Against this backdrop, the best course of action for both countries is to ratify the CTBT and send out a message to the global community that we are ready to play our role towards our shared goal of a world without nuclear weapons. The nuclear establishment of Pakistan and India need to enhance their out-of-box thinking skills and understand that ratifying a permanent ban on nuclear testing would, in fact, advance their national security interests.

In order to make real progress towards enforcing the CTBT, the US should be the first country to ratify the treaty. Such a step would not only make it more difficult for the other seven Annex-II states to delay their own ratification processes, but will also rekindle the global nuclear disarmament momentum. As George Shultz, a former US secretary of state, states: “senators might have been right voting against the CTBT some years ago, but they would be right voting for it now”.

The Stockpile Stewardship and Management Program enables the US to ensure the effectiveness of its nuclear arsenal without resorting to nuclear-explosion testing. A treaty that is in force will also decrease military reliance on nuclear weapons and thereby reduce the risk of nuclear war.
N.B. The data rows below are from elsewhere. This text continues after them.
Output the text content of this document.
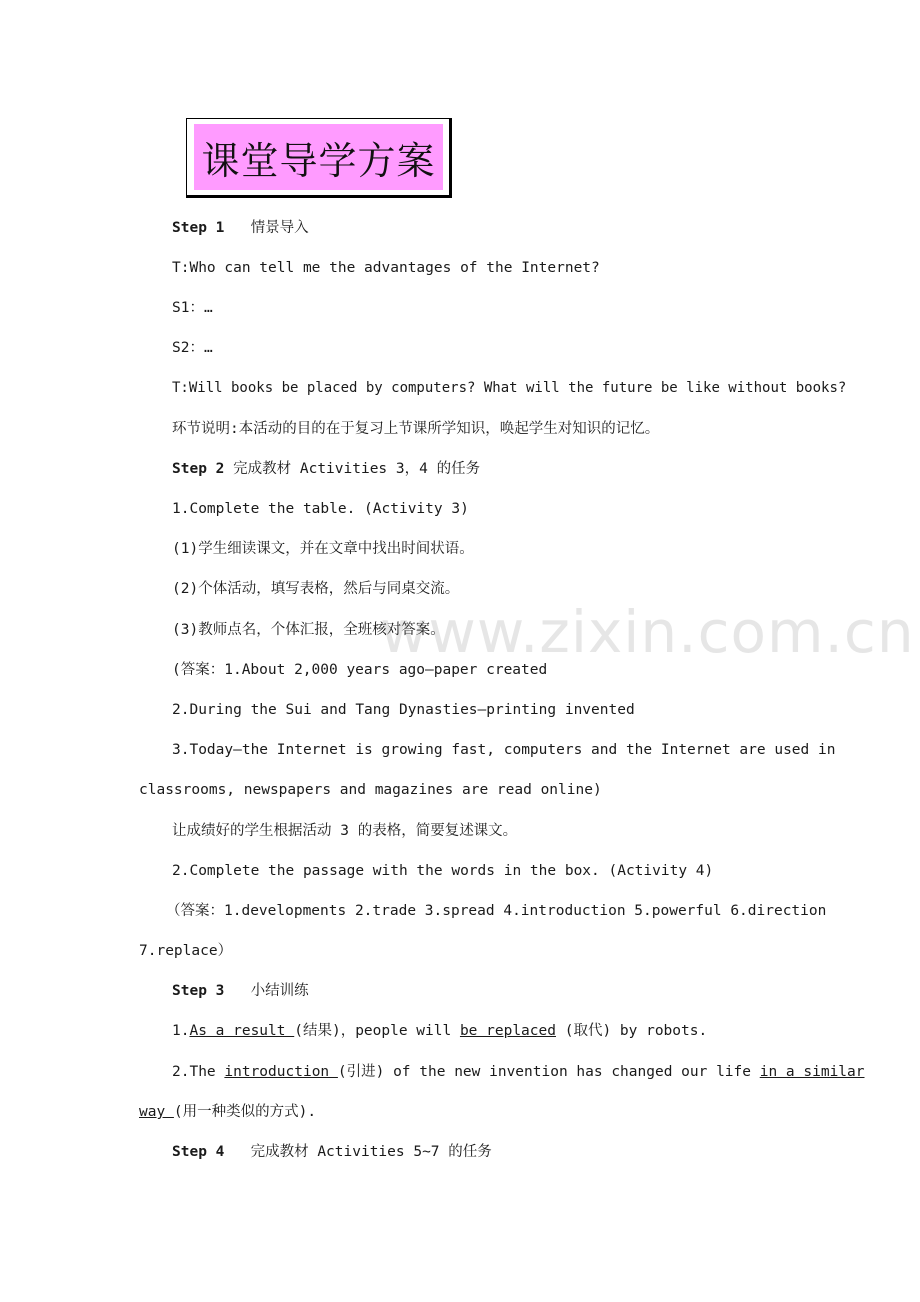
课堂导学方案
www.zixin.com.cn
Step 1 情景导入
T:Who can tell me the advantages of the Internet?
S1：…
S2：…
T:Will books be placed by computers? What will the future be like without books?
环节说明:本活动的目的在于复习上节课所学知识，唤起学生对知识的记忆。
Step 2 完成教材 Activities 3，4 的任务
1.Complete the table. (Activity 3)
(1)学生细读课文，并在文章中找出时间状语。
(2)个体活动，填写表格，然后与同桌交流。
(3)教师点名，个体汇报，全班核对答案。
(答案：1.About 2,000 years ago—paper created
2.During the Sui and Tang Dynasties—printing invented
3.Today—the Internet is growing fast, computers and the Internet are used in
classrooms, newspapers and magazines are read online)
让成绩好的学生根据活动 3 的表格，简要复述课文。
2.Complete the passage with the words in the box. (Activity 4)
（答案：1.developments 2.trade 3.spread 4.introduction 5.powerful 6.direction
7.replace）
Step 3 小结训练
1.As a result (结果)，people will be replaced (取代) by robots.
2.The introduction (引进) of the new invention has changed our life in a similar
way (用一种类似的方式).
Step 4 完成教材 Activities 5~7 的任务
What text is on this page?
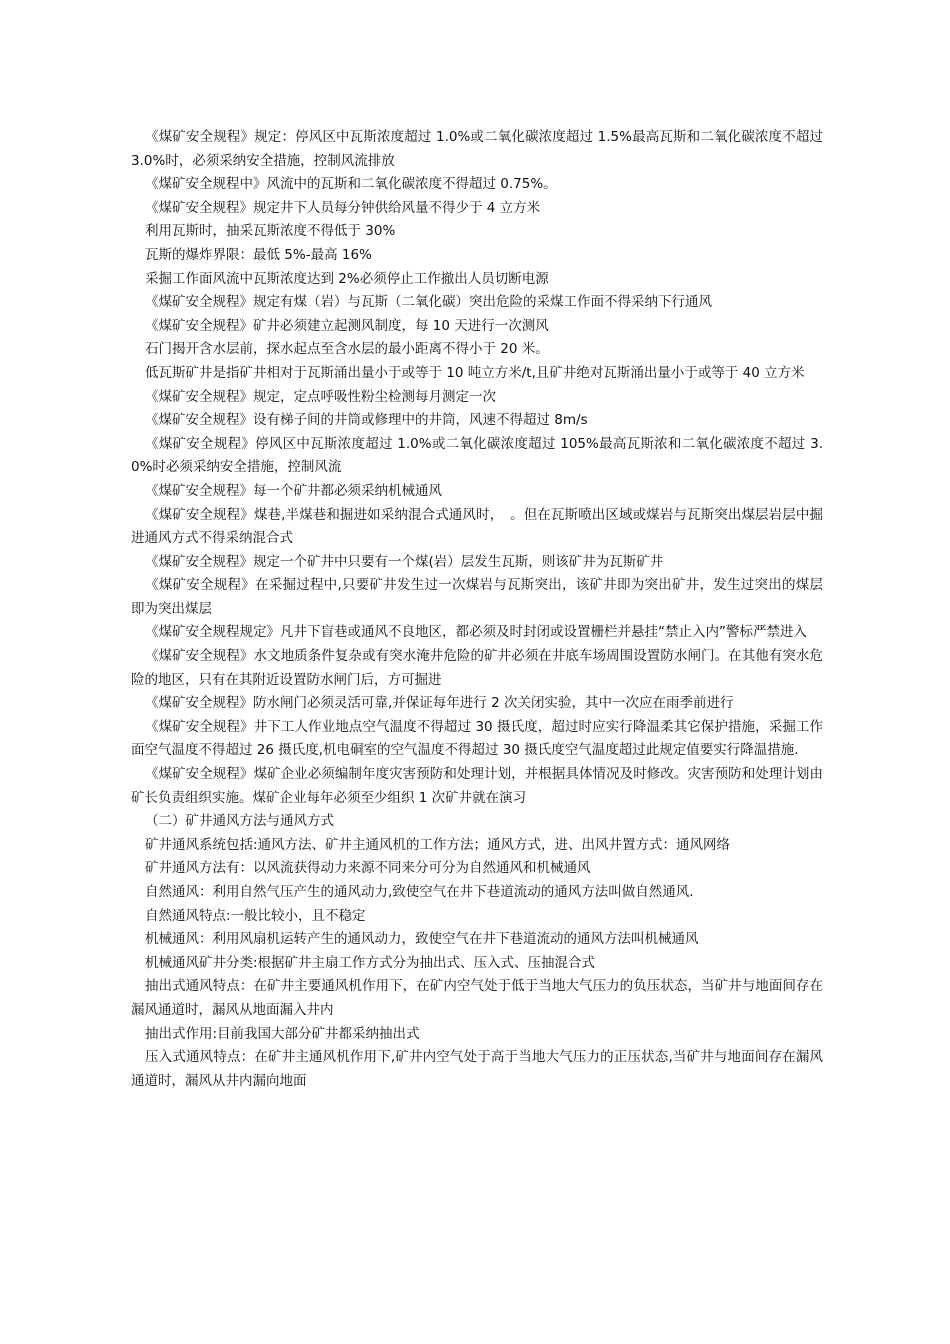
《煤矿安全规程》规定：停风区中瓦斯浓度超过 1.0%或二氧化碳浓度超过 1.5%最高瓦斯和二氧化碳浓度不超过 3.0%时，必须采纳安全措施，控制风流排放

《煤矿安全规程中》风流中的瓦斯和二氧化碳浓度不得超过 0.75%。

《煤矿安全规程》规定井下人员每分钟供给风量不得少于 4 立方米

利用瓦斯时，抽采瓦斯浓度不得低于 30%

瓦斯的爆炸界限：最低 5%-最高 16%

采掘工作面风流中瓦斯浓度达到 2%必须停止工作撤出人员切断电源

《煤矿安全规程》规定有煤（岩）与瓦斯（二氧化碳）突出危险的采煤工作面不得采纳下行通风

《煤矿安全规程》矿井必须建立起测风制度，每 10 天进行一次测风

石门揭开含水层前，探水起点至含水层的最小距离不得小于 20 米。

低瓦斯矿井是指矿井相对于瓦斯涌出量小于或等于 10 吨立方米/t,且矿井绝对瓦斯涌出量小于或等于 40 立方米

《煤矿安全规程》规定，定点呼吸性粉尘检测每月测定一次

《煤矿安全规程》设有梯子间的井筒或修理中的井筒，风速不得超过 8m/s

《煤矿安全规程》停风区中瓦斯浓度超过 1.0%或二氧化碳浓度超过 105%最高瓦斯浓和二氧化碳浓度不超过 3.0%时必须采纳安全措施，控制风流

《煤矿安全规程》每一个矿井都必须采纳机械通风

《煤矿安全规程》煤巷,半煤巷和掘进如采纳混合式通风时，　。但在瓦斯喷出区域或煤岩与瓦斯突出煤层岩层中掘进通风方式不得采纳混合式

《煤矿安全规程》规定一个矿井中只要有一个煤(岩）层发生瓦斯，则该矿井为瓦斯矿井

《煤矿安全规程》在采掘过程中,只要矿井发生过一次煤岩与瓦斯突出，该矿井即为突出矿井，发生过突出的煤层即为突出煤层

《煤矿安全规程规定》凡井下盲巷或通风不良地区，都必须及时封闭或设置栅栏并悬挂“禁止入内”警标严禁进入

《煤矿安全规程》水文地质条件复杂或有突水淹井危险的矿井必须在井底车场周围设置防水闸门。在其他有突水危险的地区，只有在其附近设置防水闸门后，方可掘进

《煤矿安全规程》防水闸门必须灵活可靠,并保证每年进行 2 次关闭实验，其中一次应在雨季前进行

《煤矿安全规程》井下工人作业地点空气温度不得超过 30 摄氏度，超过时应实行降温柔其它保护措施，采掘工作面空气温度不得超过 26 摄氏度,机电硐室的空气温度不得超过 30 摄氏度空气温度超过此规定值要实行降温措施.

《煤矿安全规程》煤矿企业必须编制年度灾害预防和处理计划，并根据具体情况及时修改。灾害预防和处理计划由矿长负责组织实施。煤矿企业每年必须至少组织 1 次矿井就在演习

（二）矿井通风方法与通风方式

矿井通风系统包括:通风方法、矿井主通风机的工作方法；通风方式，进、出风井置方式：通风网络

矿井通风方法有：以风流获得动力来源不同来分可分为自然通风和机械通风

自然通风：利用自然气压产生的通风动力,致使空气在井下巷道流动的通风方法叫做自然通风.

自然通风特点:一般比较小，且不稳定

机械通风：利用风扇机运转产生的通风动力，致使空气在井下巷道流动的通风方法叫机械通风

机械通风矿井分类:根据矿井主扇工作方式分为抽出式、压入式、压抽混合式

抽出式通风特点：在矿井主要通风机作用下，在矿内空气处于低于当地大气压力的负压状态，当矿井与地面间存在漏风通道时，漏风从地面漏入井内

抽出式作用:目前我国大部分矿井都采纳抽出式

压入式通风特点：在矿井主通风机作用下,矿井内空气处于高于当地大气压力的正压状态,当矿井与地面间存在漏风通道时，漏风从井内漏向地面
The greatest challenge for CTBTO youth members and disarmament activists in the coming months and years is to make nuclear testing a matter of urgent public concern and shape public opinion in favour of the CTBT. We need to drive home the message that it is in the long-term national security interest of all nations to ratify the treaty. With concerted efforts on multiple fronts, we will be able to accomplish this goal.